Upon meeting Cooper’s family, Poppy says something along the lines of, “so you were a Funk Troll all along?” Cooper quickly rebukes that, saying he is Pop AND Funk. Prince D follows up by saying that he identifies as Funk and Hip-hop, the latter of which, Poppy does not even know exists. Turned out there was more types of troll than Poppy can label.
Poppy and viewers then learn that the trolls segregation was due to her own pop troll ancestors. The moment feels allegorical for when a white person finds out that their great-great grandparents may have owned slaves, or other bigoted acts their family members may have committed. When Poppy states that all trolls are the same, King Quincy asserts that no, not all trolls are the same.
Soon after that moment, the film reaches its climax as Queen Barb has assembled her magic guitar and began turning trolls into rock zombies.

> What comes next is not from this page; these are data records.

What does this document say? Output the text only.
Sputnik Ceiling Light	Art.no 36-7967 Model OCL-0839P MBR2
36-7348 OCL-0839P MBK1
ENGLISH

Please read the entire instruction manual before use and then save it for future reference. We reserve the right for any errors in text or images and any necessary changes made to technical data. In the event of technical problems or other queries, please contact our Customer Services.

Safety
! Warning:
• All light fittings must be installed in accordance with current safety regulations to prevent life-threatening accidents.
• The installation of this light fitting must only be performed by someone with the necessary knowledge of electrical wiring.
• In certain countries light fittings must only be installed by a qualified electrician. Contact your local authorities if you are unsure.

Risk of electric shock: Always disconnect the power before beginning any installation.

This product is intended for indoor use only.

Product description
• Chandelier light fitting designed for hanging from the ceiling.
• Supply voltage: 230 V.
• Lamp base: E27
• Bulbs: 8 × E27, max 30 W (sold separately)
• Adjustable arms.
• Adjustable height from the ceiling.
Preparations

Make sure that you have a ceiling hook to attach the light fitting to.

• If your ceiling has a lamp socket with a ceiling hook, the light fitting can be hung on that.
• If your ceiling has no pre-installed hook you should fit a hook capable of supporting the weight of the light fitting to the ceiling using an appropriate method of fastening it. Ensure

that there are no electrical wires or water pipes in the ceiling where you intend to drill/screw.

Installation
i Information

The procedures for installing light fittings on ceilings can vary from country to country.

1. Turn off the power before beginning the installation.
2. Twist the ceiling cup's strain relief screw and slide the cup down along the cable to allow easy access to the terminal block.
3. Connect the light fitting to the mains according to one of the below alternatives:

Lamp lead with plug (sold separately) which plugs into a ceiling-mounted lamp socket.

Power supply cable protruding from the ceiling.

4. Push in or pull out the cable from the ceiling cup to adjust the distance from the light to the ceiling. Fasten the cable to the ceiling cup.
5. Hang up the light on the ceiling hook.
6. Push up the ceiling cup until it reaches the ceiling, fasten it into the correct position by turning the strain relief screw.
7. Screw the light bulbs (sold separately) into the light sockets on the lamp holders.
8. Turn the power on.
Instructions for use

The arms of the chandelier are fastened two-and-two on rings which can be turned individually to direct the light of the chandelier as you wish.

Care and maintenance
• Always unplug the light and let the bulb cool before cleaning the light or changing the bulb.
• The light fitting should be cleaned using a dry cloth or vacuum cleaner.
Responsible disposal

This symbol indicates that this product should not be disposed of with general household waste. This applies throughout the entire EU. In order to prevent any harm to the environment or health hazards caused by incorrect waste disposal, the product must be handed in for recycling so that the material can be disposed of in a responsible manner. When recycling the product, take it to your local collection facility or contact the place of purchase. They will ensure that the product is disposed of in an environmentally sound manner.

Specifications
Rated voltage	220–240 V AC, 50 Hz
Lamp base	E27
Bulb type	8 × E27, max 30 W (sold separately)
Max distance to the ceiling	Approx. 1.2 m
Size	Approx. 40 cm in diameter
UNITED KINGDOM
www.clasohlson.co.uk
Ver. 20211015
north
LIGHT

Poppy, through trickery, held the guitar in her grasp, and decided to break the magic guitar. This looked ghastly at first, as all of the trolls lost their color directly after. But, once again, through the power of song and connection, the trolls become as vibrant as ever, with a new togetherness.
The destruction of the guitar looked like the breaking down of the barrier. The film left the trolls free to develop relationships with other genres, so it will be interesting to see how the franchise might progress. If Trolls: World Tour happens to be the final film, it ends on a high note.
Once again, Trolls had outdone itself, this time preaching a message of tolerance, finding common ground, and a celebration of differences. All of which are great messages that everyone in the family should follow, making Trolls a film that my eight-year old cousin can enjoy with her mom on repeat and one that can lead to a great quarantined date night.